The company attributes its success to being the first to design and market affordable digital or “glass” cockpits” to allow general aviation aircraft owners to avoid expensive overhauls of analog avionics.
“We came up with the idea for drop-in replacements,” Uczekaj said. “Before we came along, to change the system, aircraft owners had to rip the whole thing out and replace it. That’s not the case anymore.”
Aspen also uses a novel business approach of partnering with other aviation firms to develop products, which is somewhat unique in the industry. The company is jointly designing, for example, a GPS navigation system for general aviation with avionics firm Bendix/King, which last spring relocated its headquarters from Kansas to Albuquerque.
Perhaps most important, both Aspen and Ultramain have created platform technologies that they can continue to build on to grow their markets.
Since launching its digital, multifunctional flight display, Aspen has added many new features for upgrades, plus new products, such as the GPS navigator under development with Bendix/King, and a device to connect digital cockpits with mobile devices.

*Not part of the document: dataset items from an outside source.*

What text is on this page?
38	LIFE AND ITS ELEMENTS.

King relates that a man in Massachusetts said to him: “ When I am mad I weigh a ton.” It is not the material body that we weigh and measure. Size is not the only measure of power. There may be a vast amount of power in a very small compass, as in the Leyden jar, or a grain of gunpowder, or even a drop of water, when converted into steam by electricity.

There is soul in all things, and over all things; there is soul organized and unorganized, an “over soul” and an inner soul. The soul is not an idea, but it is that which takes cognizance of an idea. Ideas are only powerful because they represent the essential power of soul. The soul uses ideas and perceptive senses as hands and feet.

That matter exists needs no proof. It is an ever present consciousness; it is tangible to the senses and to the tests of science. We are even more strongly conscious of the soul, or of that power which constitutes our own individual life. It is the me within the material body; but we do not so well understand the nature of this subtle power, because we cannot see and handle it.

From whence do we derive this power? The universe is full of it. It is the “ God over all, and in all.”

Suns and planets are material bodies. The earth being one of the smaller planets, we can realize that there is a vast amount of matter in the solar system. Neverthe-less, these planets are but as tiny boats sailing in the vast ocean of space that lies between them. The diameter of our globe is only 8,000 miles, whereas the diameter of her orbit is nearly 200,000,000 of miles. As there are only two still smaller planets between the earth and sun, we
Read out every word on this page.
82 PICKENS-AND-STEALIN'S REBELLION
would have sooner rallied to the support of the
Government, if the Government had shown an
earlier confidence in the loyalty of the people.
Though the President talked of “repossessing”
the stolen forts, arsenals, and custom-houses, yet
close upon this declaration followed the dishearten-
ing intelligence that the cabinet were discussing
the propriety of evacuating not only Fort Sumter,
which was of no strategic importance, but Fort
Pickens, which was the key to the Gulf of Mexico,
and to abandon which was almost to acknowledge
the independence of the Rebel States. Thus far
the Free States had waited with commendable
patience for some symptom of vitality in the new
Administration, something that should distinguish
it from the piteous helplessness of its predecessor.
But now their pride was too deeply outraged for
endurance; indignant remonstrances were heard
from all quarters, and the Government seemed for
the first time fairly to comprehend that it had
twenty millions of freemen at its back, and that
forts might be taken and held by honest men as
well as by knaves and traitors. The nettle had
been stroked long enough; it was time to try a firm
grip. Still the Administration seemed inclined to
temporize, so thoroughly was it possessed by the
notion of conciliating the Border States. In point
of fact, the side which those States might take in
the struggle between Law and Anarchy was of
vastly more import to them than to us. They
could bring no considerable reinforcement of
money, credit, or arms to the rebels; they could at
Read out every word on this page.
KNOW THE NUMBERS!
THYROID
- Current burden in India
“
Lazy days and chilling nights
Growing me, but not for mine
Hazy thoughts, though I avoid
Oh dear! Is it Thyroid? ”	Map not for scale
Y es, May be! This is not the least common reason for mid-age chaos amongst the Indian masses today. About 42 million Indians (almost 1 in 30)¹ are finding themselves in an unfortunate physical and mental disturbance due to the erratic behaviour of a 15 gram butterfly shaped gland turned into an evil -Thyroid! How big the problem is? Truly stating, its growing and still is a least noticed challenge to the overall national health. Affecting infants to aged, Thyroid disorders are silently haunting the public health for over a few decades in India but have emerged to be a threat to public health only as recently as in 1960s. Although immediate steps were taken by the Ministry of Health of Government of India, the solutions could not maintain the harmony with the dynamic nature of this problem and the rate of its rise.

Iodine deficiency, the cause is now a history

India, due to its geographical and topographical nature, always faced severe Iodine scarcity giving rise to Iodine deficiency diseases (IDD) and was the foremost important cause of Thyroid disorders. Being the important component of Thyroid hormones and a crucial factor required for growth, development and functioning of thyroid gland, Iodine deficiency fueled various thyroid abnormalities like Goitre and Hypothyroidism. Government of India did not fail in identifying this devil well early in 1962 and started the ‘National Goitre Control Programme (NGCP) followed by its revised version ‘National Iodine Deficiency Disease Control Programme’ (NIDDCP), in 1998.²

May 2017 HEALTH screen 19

“About 5,000 planes are now flying with our retrofit panels, but globally, there are about 200,000 Class I to Class III general aviation aircraft,” said vice president of marketing Brad Hayden. “There are still quite a few planes out there to retrofit.”
Ultramain, meanwhile, has barely scraped the surface with its cockpit and cabin log software, which it began developing and marketing in 2007. Most company revenue still comes from its traditional maintenance and logistics software, which Ultramain first developed in the 1980s, to monitor and plan for the upkeep and repair of vehicles, facilities and assets.
That leaves a lot of room for growth as TechLog and other Electronic Flight Bag software gain ground in the industry, McCausland said.